- Born: July 18, 1982 (age 44) Carberry, Manitoba

Team
- Curling club: Brandon CC Brandon, MB
- Skip: Steve Irwin
- Third: Daley Peters
- Second: Travis Taylor
- Lead: Travis Brooks
- Alternate: Kody Janzen

Curling career
- Member Association: Manitoba

= Steve Irwin (curler) =

Canadian curler (born 1982)

Steven Irwin (born July 18, 1982 in Carberry, Manitoba) is a Canadian curler from Brandon, Manitoba. He skips a team on the World Curling Tour.

Irwin, representing the Brandon Curling Club, is a three-time provincial curling club champion, having won in 2010, 2012 and 2013. As such, he represented Manitoba at the 2010 The Dominion Curling Club Championship, the 2012 The Dominion Curling Club Championship and the 2013 The Dominion Curling Club Championship.
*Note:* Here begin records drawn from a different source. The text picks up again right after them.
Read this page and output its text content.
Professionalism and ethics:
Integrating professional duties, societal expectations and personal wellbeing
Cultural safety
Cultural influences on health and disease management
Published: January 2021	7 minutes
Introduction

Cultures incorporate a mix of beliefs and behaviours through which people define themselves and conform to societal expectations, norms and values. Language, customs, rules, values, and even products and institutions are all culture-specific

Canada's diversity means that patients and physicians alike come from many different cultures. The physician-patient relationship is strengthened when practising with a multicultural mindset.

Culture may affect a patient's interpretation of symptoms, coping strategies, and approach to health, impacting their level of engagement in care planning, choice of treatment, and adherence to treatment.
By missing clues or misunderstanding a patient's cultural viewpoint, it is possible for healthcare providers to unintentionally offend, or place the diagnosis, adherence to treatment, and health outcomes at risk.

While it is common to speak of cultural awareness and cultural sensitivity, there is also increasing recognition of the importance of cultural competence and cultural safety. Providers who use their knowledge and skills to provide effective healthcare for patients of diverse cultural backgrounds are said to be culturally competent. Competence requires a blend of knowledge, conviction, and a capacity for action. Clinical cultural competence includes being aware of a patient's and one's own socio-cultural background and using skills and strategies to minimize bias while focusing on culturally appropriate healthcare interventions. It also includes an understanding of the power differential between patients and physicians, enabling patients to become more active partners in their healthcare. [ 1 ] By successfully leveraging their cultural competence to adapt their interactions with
In 2010, he led his rink to a semi-final loss, after posting a 6-0 record. In 2012, his team was undefeated until losing to Alberta in the final. In 2013 he found less success, winning just one game in the championship.

On the World Curling Tour, Irwin played third for the Terry McNamee rink until forming his own team in 2013. The 2014 Safeway Championship was Irwin's first provincial championship as a skip after leaving the McNamee rink. At the provincial championships, he led his team all the way to the playoffs, where he lost in the 3 vs. 4 game.

Irwin's sister, Stacey is another competitive curler.